Pia número QUATRO, Para quem manda as ventas ao teatro. Pia número CINCO, Para quem come a chave do trinco. Pia número SEIS, Para quem se penteia com bolos-reis Pia número SETE, Para quem canta até que o telhado se derrete. Pia número OITO, Para quem parte nozes quando é afoito. Pia número NOVE, Para quem se parece com uma couve.

Pia número DEZ, Para quem cola selos nas unhas dos pés. E, como as mãos já não estão frias, Tampa nas pias!

QUADRAS AO GOSTO POPULAR A quadra é o vaso de flores que o Povo põe à janela da sua alma. Da órbita triste do vaso escuro a graça exilada das flores atreve o seu olhar de alegria. Quem faz quadras portuguesas comunga a alma do povo, humildemente de todos nós e errante dentro de si próprio. Fernando Pessoa Cantigas de portugueses São como barcos no mar - Vão de uma alma para outra Com riscos de naufragar. *** A terra é sem vida, e nada

Vive mais que o coração E envolve-te a terra fria E a minha saudade não! *** O moinho de café Mói grãos e faz deles pó. O pó que a minha alma é Moeu quem me deixa só. *** Se eu te pudesse dizer O que nunca te direi, Tu terias que entender Aquilo que nem eu sei.

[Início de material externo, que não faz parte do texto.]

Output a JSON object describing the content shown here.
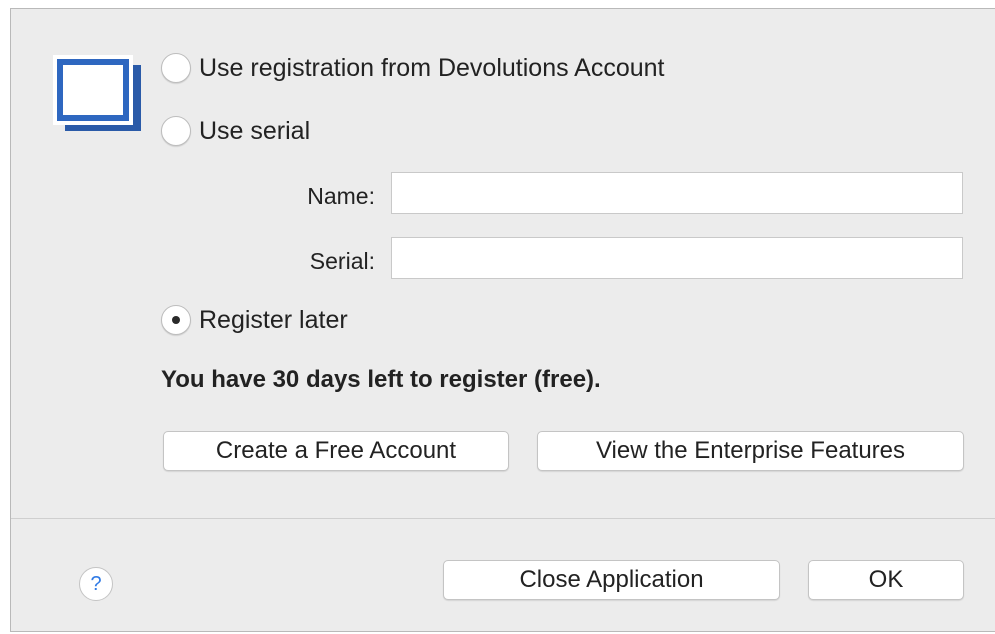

*** O teu vestido porque é teu, Não é de cetim nem chita. É de sermos tu e eu E de tu seres bonita. *** Vem cá dizer-me que sim. Ou vem dizer-me que não. Porque sempre vens assim Para ao pé do meu coração. ***

Tenho um segredo a dizer-te Que não te posso dizer. E com isso já te o disse Estavas farta de o saber... *** Dona Rosa, Dona Rosa, De que roseira é que vem, Que não tem senão espinhos Para quem só lhe quer bem? Dona Rosa, Dona Rosa, Quando eras inda botão Disseram-te alguma coisa De flor não ter coração?

*** Trazes uma cruz no peito. Não sei se é por devoção. Antes tivesses o jeito De ter lá um coração.